3) Standardize the operating process of the P2P platform, perfect internal control system and improve the personnel quality
a) P2P companies shall operate legally following related rules, set up special risk-control departments or groups and establish a complete risk control system to effectively prevent and control the companies’ risk. Meanwhile, the companies shall establish strict and perfect rules and regulations and work process, perfect internal operating process to make sure of strict examination before loan, close tracking during loan and strengthening the management after loan, perfect the loan examination system of the P2P, check the loan amount, interest, duration, use of funds, credit and other factors, actively cooperate with regulators and submit data report to them regularly.
b) Provide specialized training for employees regularly. The training of relational knowledge system shall be intensified to make the employees digest it, identify the risk of financing projects with all-round vision and from several different angles, find exactly the risk point of financing projects and control it and continuously improve the level of refining risk control and the information controlling ability. At the same time, the moral quality of staff shall also be improved, through strengthening the disciplinary punishment for rule-breaking operations of employees to prevent the ethics risks and the resulting system risk.
c) Through introducing advanced technology, set up the security information system for P2P websites, improve the operating efficiency of the platform and protect users’ capital and personal information safety.
4) Strengthen cooperation, establish industry self-discipline organizations and hold back the chaotic phenomena during industry development
The P2P industry shall establish industry self-discipline organizations or associations, issue industry standard and regulations, strengthen industry standardization and take on moral supervision through consultation.

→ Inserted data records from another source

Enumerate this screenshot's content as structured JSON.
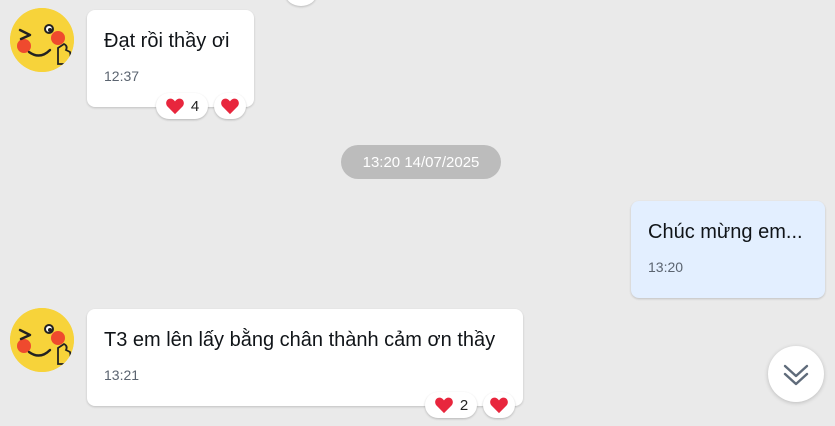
{
  "messages": [
    {
      "text": "Đạt rồi thầy ơi",
      "time": "12:37",
      "reaction_count": "4"
    },
    {
      "text": "Chúc mừng em...",
      "time": "13:20"
    },
    {
      "text": "T3 em lên lấy bằng chân thành cảm ơn thầy",
      "time": "13:21",
      "reaction_count": "2"
    }
  ],
  "date_separator": "13:20 14/07/2025",
  "icons": {
    "avatar": "wink-thumbs-up-emoji-avatar",
    "reaction": "heart-icon",
    "scroll": "double-chevron-down-icon"
  },
  "colors": {
    "background": "#eaeaea",
    "incoming_bubble": "#ffffff",
    "outgoing_bubble": "#e3efff",
    "heart": "#e8263d",
    "date_pill": "#bcbcbc"
  }
}
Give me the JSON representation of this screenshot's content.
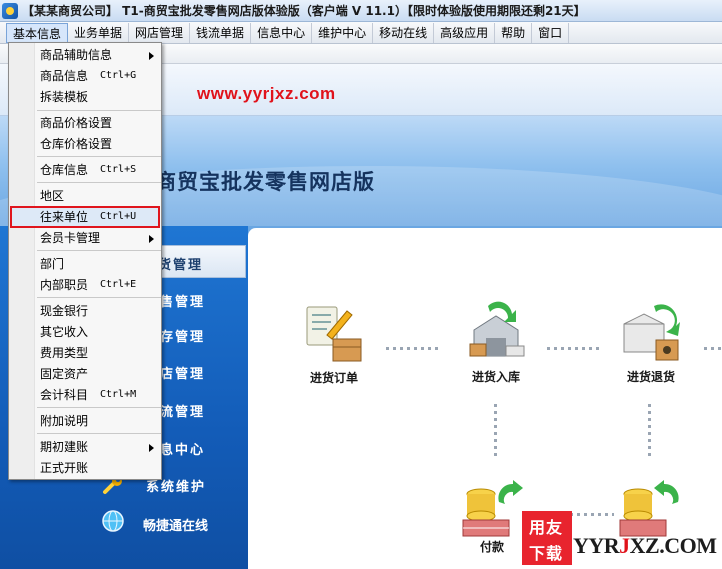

In addition, the industry shall also expose the methods of interest calculation and create interest rate pricing methods to take severe measures against the high-interest speculative actions, through setting maximum loan amount, and establishing a blacklist exchange and exposure system, to constrain the P2P effectively, promote the standardization of carrying out P2P, improve the protection of borrowers’ rights and make the industry self-discipline organization constrain P2P operation and be a complement to the supervision.
5. Conclusions
In this paper, there are still some limitations. It only studied the risks and control issues of China’s P2P, which offered some reference to P2P in China. However, the comprehensive and general global P2P issues are overlooked, as well as the advantages and positive influence of P2P. Thus, the follow-up studies related to P2P and Internet financial problems can be performed from other perspectives. In addition, some more interesting studies can be made to trace the source of P2P.

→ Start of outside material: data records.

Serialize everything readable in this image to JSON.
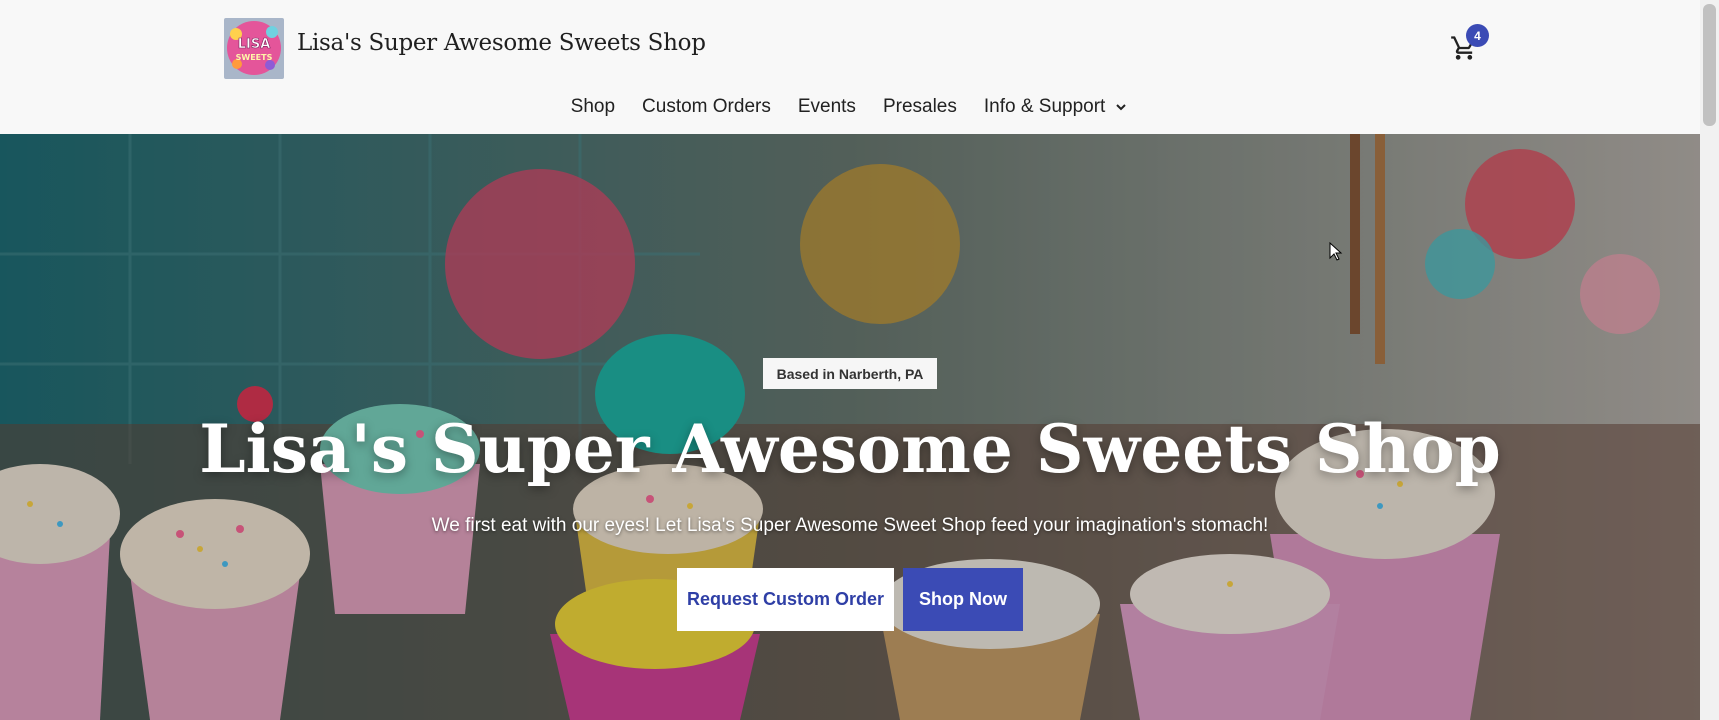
{
  "header": {
    "site_title": "Lisa's Super Awesome Sweets Shop",
    "logo_lines": [
      "LISA",
      "SWEETS"
    ],
    "cart_count": "4"
  },
  "nav": {
    "items": [
      {
        "label": "Shop",
        "icon": ""
      },
      {
        "label": "Custom Orders",
        "icon": ""
      },
      {
        "label": "Events",
        "icon": ""
      },
      {
        "label": "Presales",
        "icon": ""
      },
      {
        "label": "Info & Support",
        "icon": "chevron-down-icon"
      }
    ]
  },
  "hero": {
    "location_badge": "Based in Narberth, PA",
    "title": "Lisa's Super Awesome Sweets Shop",
    "subtitle": "We first eat with our eyes! Let Lisa's Super Awesome Sweet Shop feed your imagination's stomach!",
    "buttons": {
      "custom_order": "Request Custom Order",
      "shop_now": "Shop Now"
    }
  },
  "colors": {
    "accent": "#3b4bb5",
    "header_bg": "#f8f8f8"
  }
}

There is nothing more to be said about the contributions that the P2P, as a kind of financial innovation, makes to solve the financing difficulties which the middle and small-sized enterprises and individuals face. But the high risks during its development and the frequent occurrence of negative news also discourage a few people from enjoying it. The sound development of the P2P industry is closely related to the effective management and control of risk, by which the risks of P2P industry can be reduced to make it run smoothly and maintain the vitality of folk finance at the same time. Thus, the financial inclusion of P2P can be given a full play.